Well they have found other almost completely intact, fossils like you mentioned, such as the cave man they found a couple of years back. I had just never heard of them finding a dinosaur as such.
Found this A "mummified" dinosaur unearthed in North Dakota, a baby mammoth found frozen in Russia, or remains of penguins the size of people excavated in Peru: which discovery was the biggest hit with National Geographic News readers in 2007? http://news.nationalgeographic.com/news/2007/12/071226-top-dinosaurs.html 6. Mammoths to Return? DNA Advances Spur Resurrection Debate (June 25, 2007) Experts are close to piecing together the entire genomes of long-dead beasts. But bringing them back to life may—or may not—happen soon, depending on whom you ask.
I love the fact they continue to find these dinsoaurs in such great condition I have always been a dinosaur nerd and I would love to be alive when they do clone a dinosaur.
It would be cool if they could sequence DNA from a dino and figure out exactly what they looked like. I've been interested in dinosaurs since I was a kid...who would have thought back then (THIRTY YEARS AGO...God I'm old) that a lot of dinosaurs had feathers?
Dude, absolutely! I think they would have to stick to herbivores, though. Any predator large enough to take down a full grown elephant should be avoided AT ALL COSTS! It may be fiction (for now), but I just see JP happening all over again...
JP is the least of the problems dinosaurs would cause. Who knows if the environment is still built for them, and what they would do to the local wildlife.
OT, but Jurassic Park was a load of crap. The main point of the book seemed to be that zoos are impossible.

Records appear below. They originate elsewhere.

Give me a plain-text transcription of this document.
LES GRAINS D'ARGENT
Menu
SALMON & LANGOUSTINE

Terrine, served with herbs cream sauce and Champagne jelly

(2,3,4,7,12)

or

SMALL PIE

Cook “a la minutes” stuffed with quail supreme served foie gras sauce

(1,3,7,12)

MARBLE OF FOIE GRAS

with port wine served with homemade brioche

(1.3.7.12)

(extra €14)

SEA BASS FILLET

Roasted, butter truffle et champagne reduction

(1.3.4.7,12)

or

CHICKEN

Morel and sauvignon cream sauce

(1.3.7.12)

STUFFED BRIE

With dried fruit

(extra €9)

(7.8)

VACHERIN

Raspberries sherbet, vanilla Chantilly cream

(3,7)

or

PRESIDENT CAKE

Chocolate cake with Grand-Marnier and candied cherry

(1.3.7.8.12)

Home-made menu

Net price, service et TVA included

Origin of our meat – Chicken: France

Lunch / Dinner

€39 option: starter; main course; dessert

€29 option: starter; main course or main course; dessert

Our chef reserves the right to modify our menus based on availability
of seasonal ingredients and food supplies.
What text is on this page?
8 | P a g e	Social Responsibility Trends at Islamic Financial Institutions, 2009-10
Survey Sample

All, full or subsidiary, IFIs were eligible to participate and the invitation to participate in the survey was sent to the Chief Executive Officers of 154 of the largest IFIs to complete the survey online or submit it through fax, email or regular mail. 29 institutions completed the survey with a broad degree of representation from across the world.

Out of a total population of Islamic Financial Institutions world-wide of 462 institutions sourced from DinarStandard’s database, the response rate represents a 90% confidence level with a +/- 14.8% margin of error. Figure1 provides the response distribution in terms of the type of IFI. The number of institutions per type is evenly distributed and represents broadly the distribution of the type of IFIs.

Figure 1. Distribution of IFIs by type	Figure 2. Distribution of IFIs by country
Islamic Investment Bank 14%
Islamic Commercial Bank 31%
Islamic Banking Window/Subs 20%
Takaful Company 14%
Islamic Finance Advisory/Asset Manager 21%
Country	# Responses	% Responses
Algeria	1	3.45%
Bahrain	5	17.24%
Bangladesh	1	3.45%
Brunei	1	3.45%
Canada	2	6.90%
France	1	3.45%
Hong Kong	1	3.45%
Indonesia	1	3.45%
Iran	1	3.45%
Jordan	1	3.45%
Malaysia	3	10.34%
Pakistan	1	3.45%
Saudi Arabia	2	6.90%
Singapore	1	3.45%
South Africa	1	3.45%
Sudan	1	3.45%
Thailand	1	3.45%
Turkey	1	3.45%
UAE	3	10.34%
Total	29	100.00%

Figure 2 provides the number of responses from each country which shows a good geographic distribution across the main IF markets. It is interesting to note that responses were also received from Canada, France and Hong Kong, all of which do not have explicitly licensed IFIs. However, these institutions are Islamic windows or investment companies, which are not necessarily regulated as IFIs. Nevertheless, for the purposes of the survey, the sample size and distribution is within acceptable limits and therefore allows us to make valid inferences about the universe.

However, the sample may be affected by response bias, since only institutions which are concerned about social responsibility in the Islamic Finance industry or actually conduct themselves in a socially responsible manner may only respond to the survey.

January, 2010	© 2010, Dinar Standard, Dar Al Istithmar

No, actually, the point was that reckless progression of science--doing stuff just because, rather than because we should--is dangerous.
No, that was it's proclaimed message in the movie, and even on that one it meandered around like a drunken sailor at Mardis Gras. But the point of the story was that, no matter how many precautions you take, things will go wrong and animals will break out in some improbable way and kill people. Also, both the book and movie showed a profound misunderstanding of what chaos theory actually is.
They could probably survive, but it would be cold and thin for them. I don't think they'd be dancing a jig. Of course, if we have the technology to clone dinos, we'd probably have them penned up in a climate-controlled environment to make things more comfortable for them.
chaos that as a system progresses it will lose energy thus becoming less predictable and more chaotic, or that any variables inputted into a system the outcome will be less predictable? Is that how you know it out of curiousity.